As an instructor in a design discipline, my teaching methods are rooted deeply in problem-based learning. By using real issues to frame the problem statements given to students, I am able to both present practical applications of the design process and guide students through scholarly inquiry. In this way, the class develops their ideas through exercises in writing, drawing, and proposals of concepts and design interventions. I believe it is important for students and practitioners alike to ground their work in research, so in my classrooms, projects are developed through lines of reasoning and analysis. I ask my students to identify what they are trying to accomplish and then I help them work backwards to understand which pieces of data or information are necessary to developing their ideas.
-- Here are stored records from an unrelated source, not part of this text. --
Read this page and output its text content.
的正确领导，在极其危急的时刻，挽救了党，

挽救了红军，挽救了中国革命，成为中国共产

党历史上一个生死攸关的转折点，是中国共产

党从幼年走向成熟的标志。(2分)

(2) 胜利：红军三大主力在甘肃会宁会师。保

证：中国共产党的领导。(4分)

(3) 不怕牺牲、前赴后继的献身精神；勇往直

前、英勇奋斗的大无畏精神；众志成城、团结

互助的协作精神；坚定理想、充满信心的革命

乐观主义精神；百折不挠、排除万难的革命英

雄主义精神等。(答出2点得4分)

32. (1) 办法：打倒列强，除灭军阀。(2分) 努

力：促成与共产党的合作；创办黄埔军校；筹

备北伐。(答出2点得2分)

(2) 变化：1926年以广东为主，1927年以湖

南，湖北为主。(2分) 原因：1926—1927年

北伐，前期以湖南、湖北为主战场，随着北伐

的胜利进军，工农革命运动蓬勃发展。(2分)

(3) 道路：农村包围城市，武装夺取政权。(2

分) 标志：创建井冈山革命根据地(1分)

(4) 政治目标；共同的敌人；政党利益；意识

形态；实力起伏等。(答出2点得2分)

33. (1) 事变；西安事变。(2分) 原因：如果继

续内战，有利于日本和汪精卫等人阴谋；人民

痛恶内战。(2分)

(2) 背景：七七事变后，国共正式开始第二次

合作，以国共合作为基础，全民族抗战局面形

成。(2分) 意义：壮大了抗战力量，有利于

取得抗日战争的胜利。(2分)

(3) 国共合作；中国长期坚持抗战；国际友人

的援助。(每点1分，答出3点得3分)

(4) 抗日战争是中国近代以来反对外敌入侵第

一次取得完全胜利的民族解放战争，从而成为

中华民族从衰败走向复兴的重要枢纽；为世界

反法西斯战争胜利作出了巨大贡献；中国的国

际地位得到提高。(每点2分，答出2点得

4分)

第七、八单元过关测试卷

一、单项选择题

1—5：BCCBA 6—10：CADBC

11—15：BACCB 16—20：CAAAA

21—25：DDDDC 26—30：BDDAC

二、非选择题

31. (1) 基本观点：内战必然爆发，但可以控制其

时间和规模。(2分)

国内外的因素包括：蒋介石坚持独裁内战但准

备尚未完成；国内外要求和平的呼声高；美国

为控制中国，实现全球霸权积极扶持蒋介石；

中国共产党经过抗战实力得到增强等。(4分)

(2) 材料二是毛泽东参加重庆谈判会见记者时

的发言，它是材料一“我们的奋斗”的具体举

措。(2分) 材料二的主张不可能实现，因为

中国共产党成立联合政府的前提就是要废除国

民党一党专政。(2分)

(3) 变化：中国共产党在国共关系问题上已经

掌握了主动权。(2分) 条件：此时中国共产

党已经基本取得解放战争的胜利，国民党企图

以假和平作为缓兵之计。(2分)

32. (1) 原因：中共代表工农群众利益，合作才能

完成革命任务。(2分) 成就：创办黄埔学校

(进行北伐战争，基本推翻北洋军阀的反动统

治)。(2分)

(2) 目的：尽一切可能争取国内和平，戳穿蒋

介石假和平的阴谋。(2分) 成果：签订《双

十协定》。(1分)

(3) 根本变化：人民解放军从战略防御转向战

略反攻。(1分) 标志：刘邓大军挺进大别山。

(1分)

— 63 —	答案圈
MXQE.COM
As with all of my projects and assignments, I invite my students to incorporate their personal interests into their work. For instance, in my Graphic & Illustrative Technologies course, I encourage students to focus their projects on aspects of landscape architecture that interest them, whether it be planting design, hardscape, or something else. If the end result is to have students develop a portfolio-quality documentation, which would require an in-depth exploration into how to produce work in AutoCAD, students would select a site they enjoy or are interested in as a model for the site features they model in the program. In this way, they are able to show their proficiency in the program and also showcase their personality and interests in their portfolio. To achieve a classroom culture that is truly engaged and excited about their projects, I allow students to explore their personal interests. In this way, I can achieve active and engaged learning and critical thinking, which results in a cohort of students who are proud of their work.
Evaluation of student learning is integrated into the courses I teach. For instance, students are invited to critique and reflect on their experience at both the midpoint and end of the semester. It is not useful for current students to only have opportunities after the course is complete or near completion to provide feedback. How can I help them get more from their experience if I don’t provide them the space and opportunity for dialogue early on? In this way, students are empowered in their education and can express to me what is working for them and I can respond by making changes in how I am presenting the course material in a timely way.
Student learning is not assessed simply by testing or quizzes as in conventional classroom environments. In my courses, students show their growth and progress through written, reflexive writing samples taken at different points in the semester. They demonstrate their understanding of the concepts and mastery of the computer programs through the project deliverables, where they can show through their progressive sketches, drawings, and plans that they are growing and developing as thinkers.
The art of teaching, like design process, is iterative, connective, and resilient. In each course and in every classroom, there are unique opportunities and constraints. My philosophy is to always press on, in spite of obstacles, because there is always more good work to be done.